Hiltbold-Schwartz Laboratory

Elizabeth Hiltbold

Assistant Professor
B.S., Auburn University
Ph.D., Emory University, 1996

e-mail: bhiltbol@wakehealth.edu
phone: (336) 716-8246


“I am the product of excellent mentoring and strive to pass along the skills and insights I have acquired from my training to my students. My lab environment enables me to interact with my students side-by-side and witness their growth and development as scientists. I try to create an environment in which my students can become comfortable with a broad repertoire of scientific techniques and develop their skills as independent researchers through a free exchange of ideas.”

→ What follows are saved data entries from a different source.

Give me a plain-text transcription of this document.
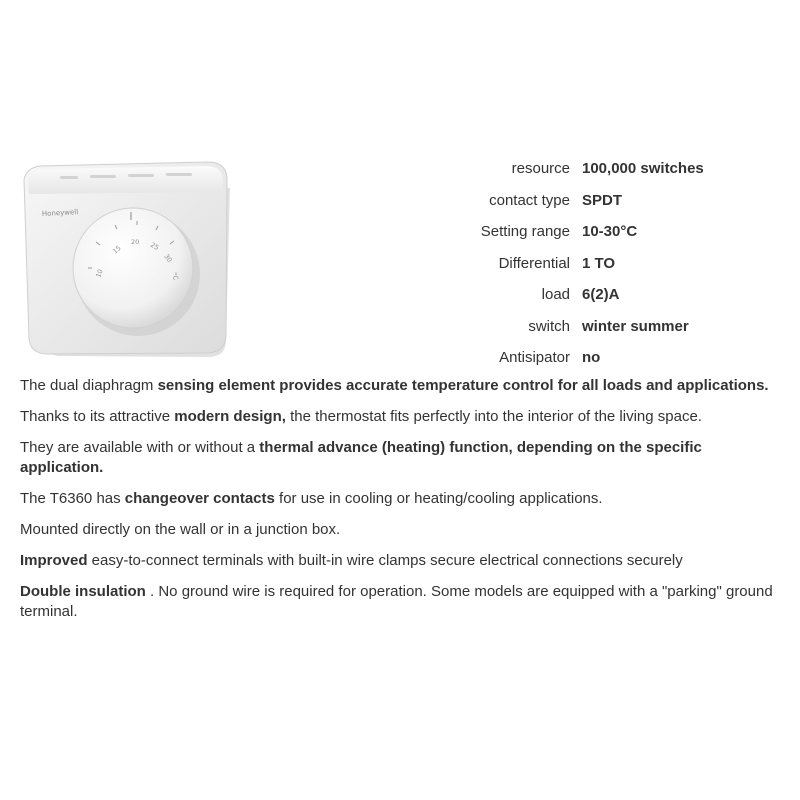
Honeywell
10
15
20 25
30
°C
resource	100,000 switches
contact type	SPDT
Setting range	10-30°C
Differential	1 TO
load	6(2)A
switch	winter summer
Antisipator	no

The dual diaphragm sensing element provides accurate temperature control for all loads and applications.

Thanks to its attractive modern design, the thermostat fits perfectly into the interior of the living space.

They are available with or without a thermal advance (heating) function, depending on the specific application.

The T6360 has changeover contacts for use in cooling or heating/cooling applications.

Mounted directly on the wall or in a junction box.

Improved easy-to-connect terminals with built-in wire clamps secure electrical connections securely

Double insulation . No ground wire is required for operation. Some models are equipped with a "parking" ground terminal.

Antigen Presenting Cell Activation in Response to Bacterial Infection
My lab is interested in how adaptive immune responses to intracellular bacterial pathogens are initiated and regulated. In order to clear intracellular bacterial infection, T cells must be activated to specifically kill infected cells. Naïve T cells require three signals for activation. The first signal is provided by presentation of the appropriate MHC-peptide complexes, the second signal is mediated by costimulatory molecules and the third is cytokines such as interleukin 12 and type I interferon. Dendritic cells (DC) are a population of antigen presenting cells that is uniquely qualified to provide all of these signals and activate naïve T cells. Upon exposure to pathogen-associated molecules, DC undergo a maturation process characterized by enhanced expression of MHC and co-stimulatory molecules. This process is coordinately regulated by pattern recognition receptors such as Toll-Like Receptors (TLR), cytoplasmic receptors, scavenger receptors, and cytokine receptors.

Listeria monocytogenes, an intracellular bacterial pathogen, is an excellent model organism to investigate the molecular mechanisms through which DC maturation is regulated the intersection of the innate and adaptive immune responses. Protective immunity to Listeria is primarily mediated by cytolytic T cells (CTL). Initiation of this adaptive immune response however, requires the active participation of the innate immune system. Interaction of Listeria monocytogenes with TLR on DC triggers a cascade of signaling events resulting in the up-regulation of costimulatory molecules and the production of a host of cytokines and bactericidal molecules. A second wave of activating signals is initiated when the bacteria escape from the phagosome into the cytoplasm. These combined events cause the DC to differentiate into very potent cells for T cell priming. Our goal is to delineate the molecules on the DC involved in the recognition of the bacteria and how the activation of these signaling pathways gives rise to the maturation phenotypes that impact T cell activation.

DC maturation is a highly complex, time-ordered process involving changes at many levels including gene expression, intracellular transport, cytoskeletal activity, and localization within the host. The gene expression network, the dynamic process of interaction among gene expression, regulatory sequences, and trans-acting factors, underlying this process is extremely important for controlling many of the observed changes. The long-term goal of our computational modeling project is to understand, at a systems level, the biology that underlies DC maturation following stimulation by infectious agents. We aim to identify novel, previously undefined components of the DC maturation network and to identify cause-and-effect relationships that explain how DC maturation is controlled upon exposure to various infectious agents. Because DC maturation is such a pivotal event for protective immune response development, and these cells are currently targeted in the design of many vaccine formulations, gaining a broader understanding of the gene expression program and the comprehensive transcriptional regulatory network underlying their maturation is key for the identification of new targets for the design and development of vaccines and therapies against infectious agents.